Die belangte Behörde stützt sich in ihrer Gegenschrift im wesentlichen darauf, dass zur Beseitigung von Baugebrechen grundsätzlich dem Instandsetzungsauftrag der Vorrang vor dem Abtragungsauftrag gebühre. Eine Überprüfung der Frage, ob die Instandsetzung dem Hauseigentümer wirtschaftlich zugemutet werden könne, komme nur dann in Betracht, wenn aus dem Gesamtverhalten des Hauseigentümers eindeutig erkennbar sei, dass er unter allen Umständen bereit sei, das Gebäude nach Freimachung der Mietobjekte abzutragen, was er dadurch dartun müsse, dass er eine Kündigung der Bestandverträge wegen wirtschaftlicher Abbruchreife einleite und eine Abbruchbewilligung erwirke. Im übrigen stehe dem Hauseigentümer kein subjektives öffentliches Recht auf Erteilung eines Abtragungsauftrages zu, weil es sich dabei um einen Polizeibefehl handle. Da das Vorliegen der Bauschäden und deren Qualifikation als Baugebrechen unbestritten geblieben sei, die Ernstlichkeit des Abtragungswillens aber nicht entsprechend dargetan worden sei, sei die belangte Behörde berechtigt gewesen, den Instandsetzungsauftrag der ersten Instanz ohne Prüfung der wirtschaftlichen Zumutbarkeit der Instandsetzung aufrechtzuerhalten.

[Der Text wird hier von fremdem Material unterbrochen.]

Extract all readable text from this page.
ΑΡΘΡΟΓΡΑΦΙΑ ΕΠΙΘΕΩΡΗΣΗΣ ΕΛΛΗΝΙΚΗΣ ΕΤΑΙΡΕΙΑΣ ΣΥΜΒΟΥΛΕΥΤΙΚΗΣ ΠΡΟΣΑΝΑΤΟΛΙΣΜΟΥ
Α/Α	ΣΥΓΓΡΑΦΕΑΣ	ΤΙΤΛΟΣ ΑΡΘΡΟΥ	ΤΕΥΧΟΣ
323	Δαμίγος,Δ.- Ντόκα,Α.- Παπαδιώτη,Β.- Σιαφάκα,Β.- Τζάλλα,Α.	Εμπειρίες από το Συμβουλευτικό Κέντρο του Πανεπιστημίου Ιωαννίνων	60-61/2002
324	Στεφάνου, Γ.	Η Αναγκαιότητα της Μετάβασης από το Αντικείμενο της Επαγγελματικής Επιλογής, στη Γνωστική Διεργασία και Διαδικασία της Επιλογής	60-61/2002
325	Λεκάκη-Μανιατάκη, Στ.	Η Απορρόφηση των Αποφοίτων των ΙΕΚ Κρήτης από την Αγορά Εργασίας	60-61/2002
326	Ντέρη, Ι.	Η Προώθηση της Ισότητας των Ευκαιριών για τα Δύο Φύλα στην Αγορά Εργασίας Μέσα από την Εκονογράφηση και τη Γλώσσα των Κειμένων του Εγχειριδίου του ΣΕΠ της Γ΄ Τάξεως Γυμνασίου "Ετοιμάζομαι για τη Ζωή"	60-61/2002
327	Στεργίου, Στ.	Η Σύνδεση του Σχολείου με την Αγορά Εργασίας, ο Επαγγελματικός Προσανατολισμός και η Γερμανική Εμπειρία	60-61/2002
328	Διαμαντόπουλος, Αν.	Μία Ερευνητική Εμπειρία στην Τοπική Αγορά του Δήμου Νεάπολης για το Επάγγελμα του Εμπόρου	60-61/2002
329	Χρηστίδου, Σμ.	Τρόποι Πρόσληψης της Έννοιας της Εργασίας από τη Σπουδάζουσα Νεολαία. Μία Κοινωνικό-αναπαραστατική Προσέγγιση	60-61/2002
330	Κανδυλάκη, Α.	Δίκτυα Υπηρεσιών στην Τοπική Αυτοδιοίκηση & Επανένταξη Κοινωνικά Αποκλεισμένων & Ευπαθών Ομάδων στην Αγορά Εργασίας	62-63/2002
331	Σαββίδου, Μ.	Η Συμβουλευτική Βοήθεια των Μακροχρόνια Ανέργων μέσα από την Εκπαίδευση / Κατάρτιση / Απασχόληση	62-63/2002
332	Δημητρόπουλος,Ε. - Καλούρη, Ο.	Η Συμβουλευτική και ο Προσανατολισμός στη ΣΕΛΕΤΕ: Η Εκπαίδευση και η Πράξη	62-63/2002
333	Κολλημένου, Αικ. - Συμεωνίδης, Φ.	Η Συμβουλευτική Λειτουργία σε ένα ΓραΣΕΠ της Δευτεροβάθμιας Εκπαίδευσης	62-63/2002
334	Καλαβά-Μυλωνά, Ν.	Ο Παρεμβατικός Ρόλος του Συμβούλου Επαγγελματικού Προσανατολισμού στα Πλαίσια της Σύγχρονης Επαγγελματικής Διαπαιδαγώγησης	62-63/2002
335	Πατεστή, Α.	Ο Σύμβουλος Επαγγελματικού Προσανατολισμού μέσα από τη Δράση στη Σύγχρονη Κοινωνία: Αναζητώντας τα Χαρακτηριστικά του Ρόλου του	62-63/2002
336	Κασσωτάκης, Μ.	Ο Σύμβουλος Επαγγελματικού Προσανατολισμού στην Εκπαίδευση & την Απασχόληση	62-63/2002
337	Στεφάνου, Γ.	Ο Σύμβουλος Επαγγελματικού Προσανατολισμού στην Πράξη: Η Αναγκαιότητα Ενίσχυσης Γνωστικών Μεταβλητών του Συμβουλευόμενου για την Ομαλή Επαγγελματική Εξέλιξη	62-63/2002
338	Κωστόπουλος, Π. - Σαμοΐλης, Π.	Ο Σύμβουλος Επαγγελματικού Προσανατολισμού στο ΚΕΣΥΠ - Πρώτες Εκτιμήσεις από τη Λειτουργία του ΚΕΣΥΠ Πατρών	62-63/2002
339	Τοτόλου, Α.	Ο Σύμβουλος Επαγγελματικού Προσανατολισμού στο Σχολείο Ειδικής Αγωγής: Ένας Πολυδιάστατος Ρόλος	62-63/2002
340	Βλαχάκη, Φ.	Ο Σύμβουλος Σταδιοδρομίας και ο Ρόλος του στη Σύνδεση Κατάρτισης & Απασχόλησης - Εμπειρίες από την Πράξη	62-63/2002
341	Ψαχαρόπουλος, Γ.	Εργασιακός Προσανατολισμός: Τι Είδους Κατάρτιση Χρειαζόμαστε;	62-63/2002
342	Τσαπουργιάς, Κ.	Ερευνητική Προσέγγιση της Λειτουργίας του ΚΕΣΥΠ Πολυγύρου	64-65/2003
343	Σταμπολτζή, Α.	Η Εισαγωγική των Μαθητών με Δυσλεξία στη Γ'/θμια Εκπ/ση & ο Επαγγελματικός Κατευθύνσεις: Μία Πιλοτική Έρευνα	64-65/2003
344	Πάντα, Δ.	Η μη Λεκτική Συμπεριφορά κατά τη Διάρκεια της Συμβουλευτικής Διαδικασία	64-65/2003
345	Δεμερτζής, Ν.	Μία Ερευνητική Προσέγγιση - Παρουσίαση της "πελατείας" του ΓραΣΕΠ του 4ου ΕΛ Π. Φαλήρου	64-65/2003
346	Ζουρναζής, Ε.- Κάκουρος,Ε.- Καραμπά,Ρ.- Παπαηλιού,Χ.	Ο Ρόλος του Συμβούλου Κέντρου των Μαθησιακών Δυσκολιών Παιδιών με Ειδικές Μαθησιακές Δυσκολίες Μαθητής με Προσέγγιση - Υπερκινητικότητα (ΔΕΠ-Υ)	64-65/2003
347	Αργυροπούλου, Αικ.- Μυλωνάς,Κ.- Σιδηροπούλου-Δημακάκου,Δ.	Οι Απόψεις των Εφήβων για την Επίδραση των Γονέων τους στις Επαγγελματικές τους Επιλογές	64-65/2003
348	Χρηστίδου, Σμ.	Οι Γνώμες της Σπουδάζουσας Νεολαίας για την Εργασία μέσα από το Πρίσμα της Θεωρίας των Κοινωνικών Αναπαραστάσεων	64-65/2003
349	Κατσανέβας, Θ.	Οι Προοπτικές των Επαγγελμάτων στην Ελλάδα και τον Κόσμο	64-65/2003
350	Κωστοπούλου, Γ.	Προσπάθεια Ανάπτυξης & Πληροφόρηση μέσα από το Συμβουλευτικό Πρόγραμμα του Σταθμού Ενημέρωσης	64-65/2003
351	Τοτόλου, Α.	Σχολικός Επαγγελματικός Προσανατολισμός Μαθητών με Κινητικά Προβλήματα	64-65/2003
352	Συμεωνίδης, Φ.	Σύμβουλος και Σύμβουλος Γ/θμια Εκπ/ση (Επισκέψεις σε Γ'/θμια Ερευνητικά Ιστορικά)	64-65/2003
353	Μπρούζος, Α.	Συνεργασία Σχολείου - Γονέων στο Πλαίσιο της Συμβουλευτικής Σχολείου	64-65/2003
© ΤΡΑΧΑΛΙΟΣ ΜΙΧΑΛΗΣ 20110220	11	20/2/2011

Sowohl die Beschwerdeführerin als auch die belangte Behörde berufen sich in ihren Schriftsätzen auf die im folgenden noch darzustellende Judikatur des Verwaltungsgerichtshofes.
Der Verwaltungsgerichtshof hat erwogen:
Gemäß § 129 Abs. 2 der Bauordnung für Wien hat der Eigentümer (jeder Miteigentümer) dafür zu sorgen, dass die Baulichkeiten und die dazugehörigen Anlagen (Vorgärten, Hofanlagen, Einfriedungen u. dgl.) in gutem, der Baubewilligung und den Vorschriften dieser Bauordnung entsprechendem Zustand erhalten werden. Gemäß § 129 Abs. 4 der Bauordnung für Wien hat die Behörde nötigenfalls den Hauseigentümer zur Behebung von Gebrechen unter Gewährung einer angemessenen Frist zu verhalten; sie verfügt die aus öffentlichen Rücksichten notwendige Beseitigung von Baugebrechen und ordnet erforderlichenfalls die Sicherungsmaßnahmen, die Räumung oder den Abbruch von Gebäuden oder Gebäudeteilen an. Ist die Beseitigung eines Gebäudes aus städtebaulichen, gesundheitlichen oder Verkehrsrücksichten geboten, so kann die Behörde dessen Abbruch auftragen, wenn es infolge von Baugebrechen zu mehr als der Hälfte des umbauten Raumes unbenützbar ist.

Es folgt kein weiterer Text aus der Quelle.